Perspective: Vicki Robin on the 10-Mile Diet
By WorldLink Staff | December 20, 2012 | Leave a Comment
The story of our food comes alive when we eat closer to the source. Author Vicki Robin shares her experience of eating food grown within 10 miles of her home on Whidbey Island, Washington.
What inspired you to undertake the 10-mile diet project?
Vicki Robin: I lived with the Ecological Footprint graphs (what we have and what we spend as a human community on a finite planet) and knew we were in overshoot, far out of balance. I knew we’d shot past 350 parts per million CO2 in the atmosphere with no brakes on the runaway climate train.

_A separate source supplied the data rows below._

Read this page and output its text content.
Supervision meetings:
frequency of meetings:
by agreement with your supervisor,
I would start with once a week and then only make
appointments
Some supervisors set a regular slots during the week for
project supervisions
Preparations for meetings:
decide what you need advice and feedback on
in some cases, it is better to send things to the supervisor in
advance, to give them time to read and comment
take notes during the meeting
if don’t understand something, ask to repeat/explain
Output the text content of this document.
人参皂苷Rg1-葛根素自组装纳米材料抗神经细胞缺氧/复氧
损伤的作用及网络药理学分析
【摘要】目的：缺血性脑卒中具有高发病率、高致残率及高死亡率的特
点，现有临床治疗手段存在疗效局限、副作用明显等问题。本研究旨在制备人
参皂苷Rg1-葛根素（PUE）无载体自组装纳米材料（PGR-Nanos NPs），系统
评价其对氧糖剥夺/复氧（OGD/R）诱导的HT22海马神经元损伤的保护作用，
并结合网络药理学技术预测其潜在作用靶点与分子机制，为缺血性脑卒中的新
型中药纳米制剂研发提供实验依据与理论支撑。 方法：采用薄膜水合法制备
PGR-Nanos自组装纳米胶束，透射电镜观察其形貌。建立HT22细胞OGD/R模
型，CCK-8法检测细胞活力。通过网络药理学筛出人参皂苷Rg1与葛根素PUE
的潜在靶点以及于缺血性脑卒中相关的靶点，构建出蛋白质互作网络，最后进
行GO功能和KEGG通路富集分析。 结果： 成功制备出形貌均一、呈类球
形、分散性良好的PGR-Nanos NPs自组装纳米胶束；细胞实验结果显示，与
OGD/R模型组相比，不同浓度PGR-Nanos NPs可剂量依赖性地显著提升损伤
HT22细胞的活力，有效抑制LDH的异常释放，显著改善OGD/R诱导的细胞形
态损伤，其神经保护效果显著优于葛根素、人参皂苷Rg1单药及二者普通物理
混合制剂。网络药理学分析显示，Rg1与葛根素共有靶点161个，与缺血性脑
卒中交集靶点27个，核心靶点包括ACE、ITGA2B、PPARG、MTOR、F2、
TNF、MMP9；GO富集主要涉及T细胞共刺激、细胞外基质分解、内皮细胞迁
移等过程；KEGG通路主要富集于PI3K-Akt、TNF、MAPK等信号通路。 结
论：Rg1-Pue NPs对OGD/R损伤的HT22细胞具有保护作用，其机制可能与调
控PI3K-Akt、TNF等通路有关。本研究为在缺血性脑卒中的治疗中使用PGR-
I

When I learned the data about Peak Oil/Gas/Coal/Uranium/You-name-it and paired that with Climate Change, the picture was even starker.
For me, relocalization – revitalizing regional economies and ways of life – became the one sane choice.
Working locally on Whidbey Island with the Transition model brought another stark fact in view. Even here, a semi-rural community, we cannot feed ourselves for even a few weeks on what we produce. As author of Your Money or Your Life, I’d challenged American’s relationship with money and stuff – but our food addiction was “off the table” so to speak . . . because my own hand was in the cookie jar. I’d been a dieting, binging, weight-obsessed American woman for 6+ decades – and considered it none of anybody’s business.
But when I see the truth of something, I want to test whether I can actually live it. Sustainability as an extreme sport. So you can see, I’m a perfect subject for a 10-mile diet hyper-local eating experiment – I had no axe to grind about dietary correctness. I was curious and I was convinced that I was testing a limit we were all facing – unaware.
In September 2010, I took up the challenge. For a month. With relish (local of course).